Subject: RE: BS: Roe v. Wade: Last Anniversary?
Well, I'll answer, Beccy.

I would hope that most women would discuss the issue with the father. However, I don't believe the father's permission should be required. There are too many times when it could present an excessive an unequal hardship on the woman. Do we track down a rapist to get his permission to let the woman abort? What about a 13 year old girl impregnanted by her father -- if he would sleep with his 13 year old, do you think he will give permission for an abortion? What if he did it because he WANTED another child? A woman involved in or trying to get out of an abusive relationship? A woman with a husband who refuses to allow her to use birth control, but is facing her 7th pregnancy in as many years and the physical drain that comes from repeated pregnancies? A woman who's life is at particular risk, but her husband/lover says no, she must risk her life in pregnancy? A man who doesn't understand the possible consequences of a second Rh+ baby to an Rh- woman?

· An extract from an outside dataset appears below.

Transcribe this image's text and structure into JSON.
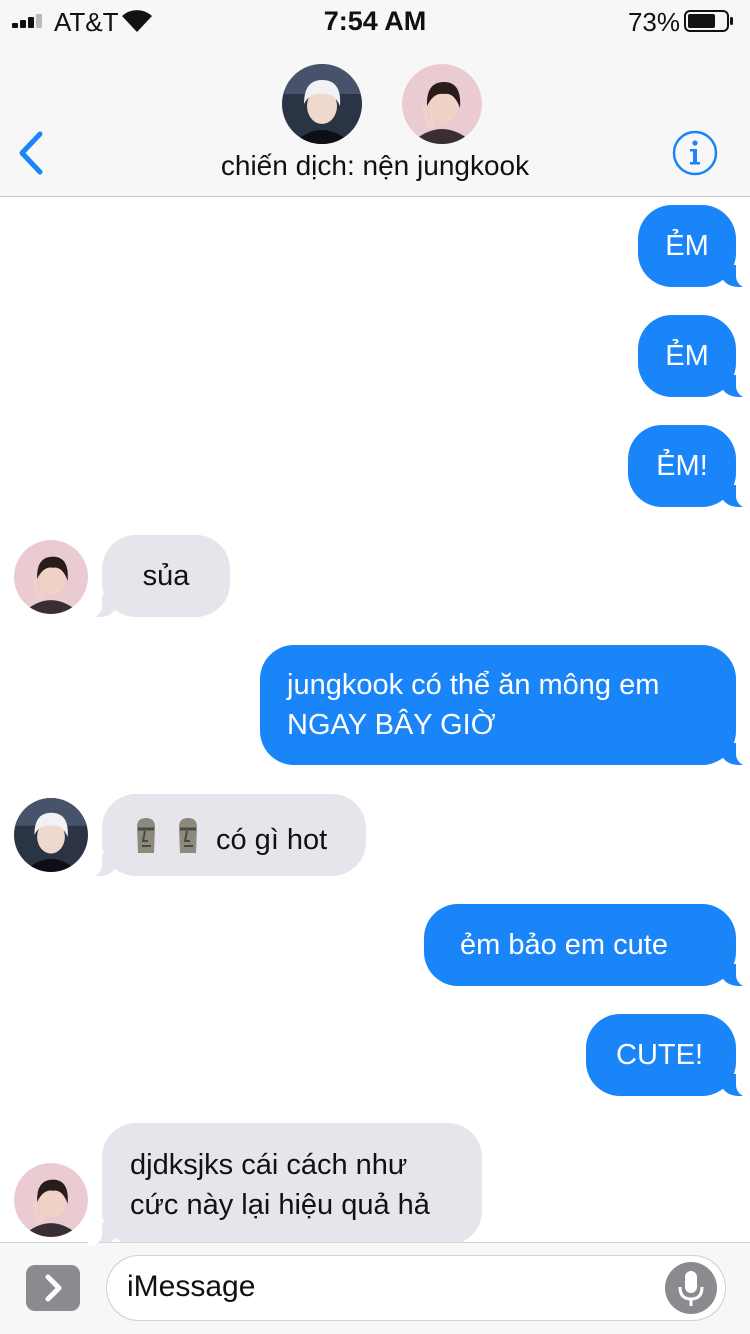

I agree that fathers' rights are often wrongly curtailed. Even men who try to be active and supportive fathers often find themselves at odds with a system that assumes that they are somehow less capable of caring for a child than a woman. But this is an area where it is far too easy for a man to impose his opinion and then not have to live with the consequences. Who tracks down fathers who abandon children?

No man ever died in childbirth, no man has ever had to accept the physical hardship of pregnancy; even though those risks have been minimized in the modern era, that still makes a woman's vested interest in a child greater than the man's. There is a difference often between law and justice. No law can account for every possible situation. In the case of where the legal rights of one party could cause undue and measurable harm to another party, I think it would be an unjust law.